Sin embargo, el simplismo se impone y podemos observar cómo algunos aspirantes a la Presidencia de la República —experimentados políticos— buscan simpatía y apoyo, defenestrando a la política; asumiendo que ganarán votos tanto más renieguen de su condición de políticos y tanto más enciendan hogueras para hacer arder en ellas a los partidos políticos.
En realidad, esos conversos de la política suelen apoyarse en el resentimiento, la desesperación que suele influenciar, especialmente en momentos de crisis, a las grandes masas de la población. Eso se convierte, desde luego, en tremenda concesión a la ignorancia y luego en la presencia de regímenes totalitarios.
Por ello, la izquierda moderna y el progresismo no debieran sumarse al coro que reclama la desaparición de los partidos políticos; no sumemos a nuestros legisladores al chillido que reclama la muerte de los congresos; no hagamos de nuestra causa el debilitamiento del Estado, la descalificación de la política, pues ello sólo nos hace tontos útiles de las oligarquías económicas, de los grupos ultraconservadores que siempre pugnan por un Estado mínimo, por la desaparición o debilitamiento de todo tipo de normas y controles. El Estado mínimo es por lo que pugna el conservadurismo en Gran Bretaña, en EU, Argentina, Brasil, Chile y Francia, en gran parte del mundo y, resulta obvio: también en México.
En sentido diferente, podremos contribuir verdaderamente a los cambios y a la construcción de alternativas nuevas reivindicando, precisamente, a la política, pero haciéndolo de manera radicalmente diferente a como hemos actuado hasta ahora.
El movimiento progresista mundial debiera enfocar sus esfuerzos hacia:
-Desenajenar a los partidos de quienes los han convertido en propiedad privada (sean patriarcas, caudillos, dirigentes, corrientes, gobernantes y representantes).
-Recuperar la razón de ser de los partidos progresistas, es decir: participar dentro, la contienda política como instrumentos para la transformación de la sociedad.
-Contribuir a la conformación de gobiernos representativos de las sociedades que son cada vez más diversas, plurales; gobiernos que enarbolen cambios sustantivos en el modelo económico y en el régimen de representación; gobiernos capaces de materializar, en soluciones tangibles, posibles, sensatas, los afanes de paz, seguridad, progreso y bienestar que reclaman los ciudadanos.
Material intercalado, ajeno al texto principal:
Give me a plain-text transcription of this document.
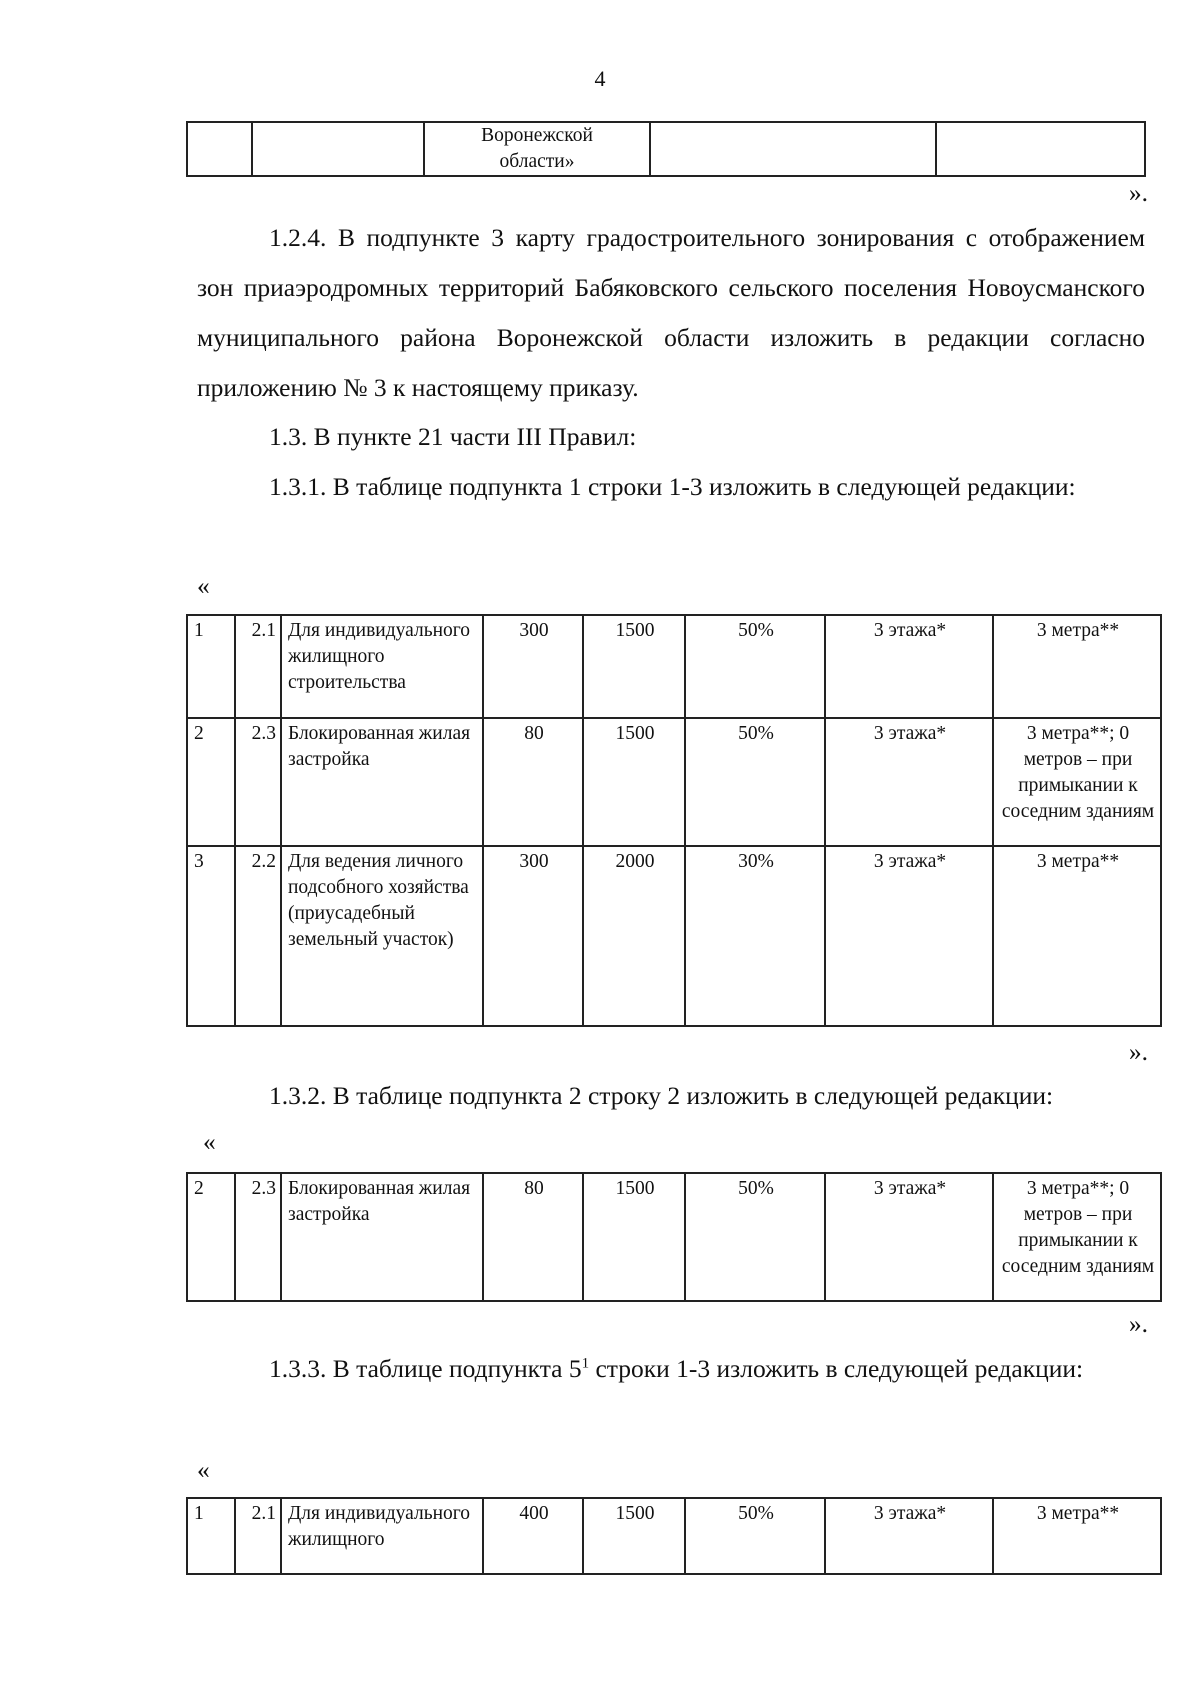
4
		Воронежской области»		
».
1.2.4. В подпункте 3 карту градостроительного зонирования с отображением зон приаэродромных территорий Бабяковского сельского поселения Новоусманского муниципального района Воронежской области изложить в редакции согласно приложению № 3 к настоящему приказу.
1.3. В пункте 21 части III Правил:
1.3.1. В таблице подпункта 1 строки 1-3 изложить в следующей редакции:
«
1	2.1	Для индивидуального жилищного строительства	300	1500	50%	3 этажа*	3 метра**
2	2.3	Блокированная жилая застройка	80	1500	50%	3 этажа*	3 метра**; 0 метров – при примыкании к соседним зданиям
3	2.2	Для ведения личного подсобного хозяйства (приусадебный земельный участок)	300	2000	30%	3 этажа*	3 метра**
».
1.3.2. В таблице подпункта 2 строку 2 изложить в следующей редакции:
«
2	2.3	Блокированная жилая застройка	80	1500	50%	3 этажа*	3 метра**; 0 метров – при примыкании к соседним зданиям
».
1.3.3. В таблице подпункта $5^1$ строки 1-3 изложить в следующей редакции:
«
1	2.1	Для индивидуального жилищного	400	1500	50%	3 этажа*	3 метра**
Un cambio democrático en México y en otros países requiere de una coalición de gobierno progresista y libertario, que se presente como alternativa a cualquier extremismo ideológico, sea de derecha o de izquierda; a populismos irresponsables o a intentos por restablecer ridículas teocracias.
Hay que contribuir a la construcción de una coalición de gobierno amplia y plural que impida los abusos de la autoridad y, sobre todo, establezca nuevas condiciones económicas para la superación de la pobreza que padece la gran mayoría de la población.
Hay que impulsar, como la parte sustantiva de nuestra estrategia, la construcción de una coalición que sea capaz de funcionar en la democracia; que pueda ejercer los poderes constitucionales sin violencia; que pueda confrontar a sus rivales políticos con firmeza, pero, sobre todo, que pueda aportar soluciones y dar respuesta a los problemas de la gente.